There are hundreds of different types of insurance policies available on the market. The purpose of an insurance policy is to provide protection and coverage in case something that’s specified in the policy does or does not happen. One of the most common types of insurance policies available today is medical insurance. In the case of an illness or an injury, the insurance policy covers the costs of treatment and the payment for any medication.
However, another very popular kind of insurance policy available to people today is income protection insurance. Income protection insurance is generally offered to people in countries such as the United Kingdom, South Africa, Ireland, New Zealand and Australia. Previously, these policies were known as permanent health insurance policies.
What Is Income Protection Insurance?
More and more insurance companies have now begun to offer income protection insurance. These policies are designed to offer benefits to people who are incapacitated or permanently disabled, which makes it difficult for them to work. As you can probably understand, income protection insurance policies are generally designed for people who are working in high-risk industries. For instance, if you are working as a construction worker, you should probably consider applying for this policy.
The policy is designed to protect your income. If you are the sole breadwinner in your family, a permanent disability could leave all your plans in tatters. In fact, without a proper income protection policy, you will not even be able to provide for your family. However, it is important to note that income protection insurance policies don’t always kick in after a person is permanently disabled.
Not all injuries lead to permanent disabilities. In most cases, the patient is just sent home to rest for the duration of a few months until they are able to get back on their feet again. However, how are you going to provide for your family during these few months? You will obviously need an insurance policy if you are working in a dangerous environment. In certain organizations, it is necessary to get coverage (or have the organization provide insurance benefits to its employees) before you can start working.
How Much Coverage Does It Provide?
Most income protection insurance policies provide up to 75% coverage depending upon your gross income. When you first contact an insurance agency and ask about its terms and conditions, it will ask you to fill out a form in return. Here, you will have to provide details about your employment, nature of work, risk involved, history, experience and any qualifications that you may have.
Needless to say, having coverage is essential if you want to protect yourself and your family. However, there’s no reason to pay a fortune for a premium if you want to get an income protection insurance policy. There are obviously a series of different factors that are used by insurance companies in order to calculate the premium charged by the company. It’s best to look out for certain traps that most companies might use in order to reel you in and coax you to a settle for a higher premium. Here are some tips that will help you find the best insurance policy depending upon your needs.

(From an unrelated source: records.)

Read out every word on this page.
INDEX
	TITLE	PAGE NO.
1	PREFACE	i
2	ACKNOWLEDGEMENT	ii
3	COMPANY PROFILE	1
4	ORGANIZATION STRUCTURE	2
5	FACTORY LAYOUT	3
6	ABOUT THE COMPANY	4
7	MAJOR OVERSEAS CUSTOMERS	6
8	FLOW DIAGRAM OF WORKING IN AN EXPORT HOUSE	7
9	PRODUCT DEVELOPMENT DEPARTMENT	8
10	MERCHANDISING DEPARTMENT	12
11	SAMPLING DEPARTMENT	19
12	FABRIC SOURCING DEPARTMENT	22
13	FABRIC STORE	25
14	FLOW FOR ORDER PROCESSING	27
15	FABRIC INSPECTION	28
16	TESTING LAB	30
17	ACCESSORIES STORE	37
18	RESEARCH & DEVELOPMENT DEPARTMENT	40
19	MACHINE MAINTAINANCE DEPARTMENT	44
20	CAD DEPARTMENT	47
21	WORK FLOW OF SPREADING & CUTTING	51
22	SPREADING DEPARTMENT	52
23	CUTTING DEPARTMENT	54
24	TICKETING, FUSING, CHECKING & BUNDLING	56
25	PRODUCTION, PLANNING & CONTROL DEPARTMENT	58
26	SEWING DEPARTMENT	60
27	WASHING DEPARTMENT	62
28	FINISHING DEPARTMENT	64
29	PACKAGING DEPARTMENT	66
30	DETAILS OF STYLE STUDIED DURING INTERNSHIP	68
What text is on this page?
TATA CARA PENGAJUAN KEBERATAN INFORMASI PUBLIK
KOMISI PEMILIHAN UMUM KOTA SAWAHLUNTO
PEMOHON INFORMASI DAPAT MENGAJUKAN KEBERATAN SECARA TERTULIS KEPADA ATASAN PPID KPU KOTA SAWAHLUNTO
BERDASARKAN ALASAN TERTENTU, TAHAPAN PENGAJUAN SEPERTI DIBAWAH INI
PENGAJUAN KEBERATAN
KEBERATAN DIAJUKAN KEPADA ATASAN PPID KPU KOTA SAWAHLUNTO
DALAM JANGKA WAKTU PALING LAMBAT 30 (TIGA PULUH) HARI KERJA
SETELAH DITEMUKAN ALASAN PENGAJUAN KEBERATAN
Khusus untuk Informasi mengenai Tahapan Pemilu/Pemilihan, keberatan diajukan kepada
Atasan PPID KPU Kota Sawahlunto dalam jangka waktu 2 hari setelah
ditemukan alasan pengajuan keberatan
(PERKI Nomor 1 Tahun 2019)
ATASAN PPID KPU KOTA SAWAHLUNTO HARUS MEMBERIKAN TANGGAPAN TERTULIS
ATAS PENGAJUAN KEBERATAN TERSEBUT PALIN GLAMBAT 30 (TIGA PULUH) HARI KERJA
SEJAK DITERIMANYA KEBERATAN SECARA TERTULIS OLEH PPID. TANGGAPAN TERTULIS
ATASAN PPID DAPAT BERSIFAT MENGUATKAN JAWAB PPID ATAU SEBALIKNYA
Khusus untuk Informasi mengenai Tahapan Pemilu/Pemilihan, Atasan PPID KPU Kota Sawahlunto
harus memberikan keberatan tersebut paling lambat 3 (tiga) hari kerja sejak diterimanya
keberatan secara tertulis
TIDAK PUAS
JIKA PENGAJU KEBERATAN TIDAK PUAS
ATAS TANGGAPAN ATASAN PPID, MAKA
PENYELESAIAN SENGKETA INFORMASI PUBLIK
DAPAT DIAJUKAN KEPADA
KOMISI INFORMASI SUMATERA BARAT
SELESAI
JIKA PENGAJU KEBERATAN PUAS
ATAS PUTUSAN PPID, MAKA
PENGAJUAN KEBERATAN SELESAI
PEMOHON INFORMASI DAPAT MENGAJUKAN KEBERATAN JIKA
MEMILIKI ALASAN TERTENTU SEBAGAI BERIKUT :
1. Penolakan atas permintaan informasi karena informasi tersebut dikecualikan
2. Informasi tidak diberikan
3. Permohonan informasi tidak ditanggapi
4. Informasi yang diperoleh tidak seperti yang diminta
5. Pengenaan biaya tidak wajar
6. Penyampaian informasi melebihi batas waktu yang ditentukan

Avoid Policies with a Limited Benefit Payment Period
One of the most important pieces of advice that you should always keep in mind is that when it comes to buying an income protection insurance policy, always look for policies that don’t have a limitation on the payment period. Nobody plans for accidents and injuries in their lives. You never know the severity of an injury until after it has occurred, so it would be a foolish idea to purchase an insurance policy that only provides coverage for a limited time period. One of the most common policies available on the market offers accident benefits up to the age of 65 and illness benefits up to two years after the diagnosis.
Of course, if you have bought a policy, it would be a wise idea to dig up the document and read the description mentioned in the policy about what really constitutes an accident or illness. A number of long-term disability claims stem from accidents that were not properly treated.
Guaranteed Renewable or Not?
You should always avoid buying income protection insurance policies that are not guaranteed renewable by your insurer. It is important to note that income protection insurance policies are wildly different from home or vehicle insurance policies. What if your income protection coverage runs out? The chances of being able to find a new income protection insurance policy at a time when you can’t even work and are dependent upon the payments made by the insurance company are quite slim. This is the time when you will require protection most, so make sure you cover all your bases. Don’t buy an insurance policy that isn’t guaranteed renewable by the insurer!
Read the Documents
When you first approach an insurance agent, they will generally try to bury you in lots of documents in order to convince you to buy the policy. Rather than be bullied into the decision, it is a wise idea to take your time. Compare policies from different insurers and carefully go through the definition listed on the website about what constitutes an accident and an illness. You should immediately cut out policies that don’t provide clear and vivid descriptions of these terms.
Some policies generally consider disabilities, depending upon the effect that the disability has on your income. Others will follow a “duties-based” definition, determining the definition depending upon whether you can perform your duties after sustaining the injury. Make sure you go through the documents carefully, and consult with an independent expert before making a decision. You don’t want to be stuck with a vaguely worded policy that denies you benefits when you most need them!